Дэвид Саскайнд. Мастер сажать в калошу
Дэвид Саскайнд. Мастер сажать в калошу
В пятидесятые годы одним из самых известных интервьюеров в США был Дэвид Саскайнд (David Susskind). Думаю, поначалу это был попросту Зискинд или Зускинд. Но потом то ли он, то ли его родители претерпели не только переезд из одной страны в другую (скажем, из России в Америку), но и переиначили свою фамилию на американский лад. Правда, на мой взгляд Саскайнд нисколько не мелодичней Зискинда, но я не американец. А Зискинду (или Зускинду) на месте, наверное, было видней или, скажем точнее, слышней, что американскому уху привычней.
Значит, Саскайнд, и все тут.
Так чем же он был знаменит? А вот чем. Он умел так расспрашивать тех, у кого брал интервью, что они, как правило, терялись. Не знали, что ответить. И далее у них было несколько выходов. Первый — признать свое поражение. Дескать, не могу знать, и пожать плечами. Очко в пользу репутации Саскайнда. Второй — попытаться что-то промямлить, а это, в силу неубедительности, также в плюс Дэвиду. И третий — рассердиться, чем опять-таки повысить акции Саскайнда, так как он был неуязвим, ибо свои вопросы задавал в исключительно вежливой и почтительной оболочке. Не придерешься.
Правда был еще и четвертый выход: ответить так, чтобы посадить Саскайнда в калошу.

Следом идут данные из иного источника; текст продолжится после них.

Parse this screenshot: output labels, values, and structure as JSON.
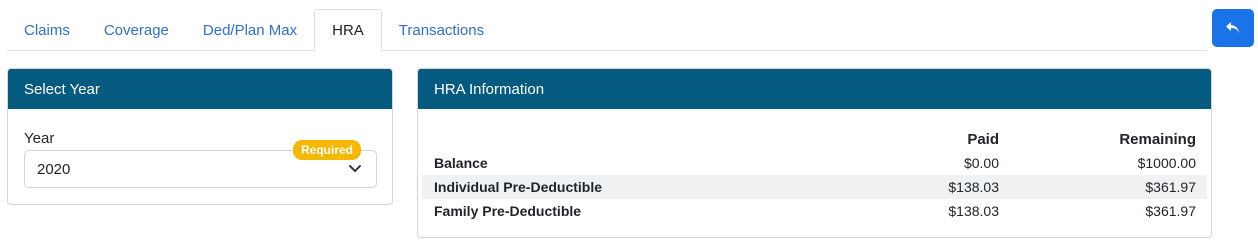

Поставить его в тупик. Но способных на это находилось немного. За всю карьеру знаменитого интервьюера ему привелось встретить таких только двоих. Я слышал, как он сам это признал. Назвал своих победителей и привел их ответы.
Вас интересует, кто такие? Пожалуйста. Я их тоже назову. Но прежде скажу, что по причине своей знаменитости Дэвид Саскайнд обычно брал интервью только у самых высокопоставленных персон, причем именно политиков — то есть тех, казалось бы, которые должны уметь ответить на самые сложные и острые вопросы. И вот, поди ж ты, только два!
Это... Но уж лучше я буду называть их по одному.
Итак, первый, вернее, первая — это Голда Мейер. Тогда она была премьером Израиля. И когда посетила США, Дэвид Саскайнд спросил ее: «Госпожа премьер, вас окружает стомиллионный арабский народ. А у вас всего чуть больше трех миллионов. И вы все-таки оптимистка?» На что Голда Мейер ответила: «За всю свою многотысячелетнюю историю еврейский народ не мог позволить себе роскоши быть пессимистом».
А вторым был... ни за что не угадаете кто. Да-да, не удивляйтесь — Никита Сергеевич Хрущев. Будучи премьером, он также прибыл в США в 1959 году. И на все вопросы Саскайнда, острые и конкретные, отвечал подробно и темпераментно, но не по существу. Тот спрашивает об одном, а этот отвечает так, будто речь идет совсем о другом. Наконец, совершенно обескураженный Саскайнд не выдержал и спросил Никиту: «Мистер Хрущев, это что — у вас такой прием уйти от ответа?» После чего Хрущев засмеялся и, дружелюбно похлопав Дэвида по плечу, сказал: «А ты, парень, оказывается, кое-что соображаешь».
И Саскайнд был сражен, о чем вспоминал потом с восхищением.
Что до Никиты, то надо отдать ему должное, он умел находить неожиданные ходы, дающие положительный эффект. Так, например, его первая поездка в Швецию, куда он прибыл с женой, дочками, зятьями и внуками, сразу убедила шведов в его миролюбии, до этого наши лидеры ездили всюду с каменными лицами и без жен.
Или другой случай. Приплыв в Америку на «Балтике», Хрущев узнал, что с корабля сбежал матрос. И, вместо ожидаемого американской прессой гнева в адрес беглеца, сказал: «Что же это он, бедняга, безо всего дра-
панул. Сказал бы — мы ему на дорогу деньжат и хлеба подкинули бы».
И хотя все понимали, что это, разумеется, блеф, но засчитали Хрущу плюс за находчивость.
Даже эпизод, когда он принялся бить ботинком по кафедре, когда отключили его микрофон на заседании в ООН, также пошел ему на пользу и принес на Западе необычайную популярность.
Увы, в своей дальнейшей судьбе как он, так и Голда Мейер допустили просчет: доверились своему окружению. Как и пессимизм, такую роскошь политик любой национальности и лидер государства любого масштаба не может себе позволить.
Саскайнд прожил сравнительно недолго — всего 67 лет (1920—1987). Жаль, что он не дожил до наших дней. Если он, имея возможность в силу своего высокого престижа отбирать для интервью наиболее заметных политиков, и только двоим уступил пальму первенства в совместной беседе, то любопытно, в каком виде выходили бы из-под его обстрела нынешние?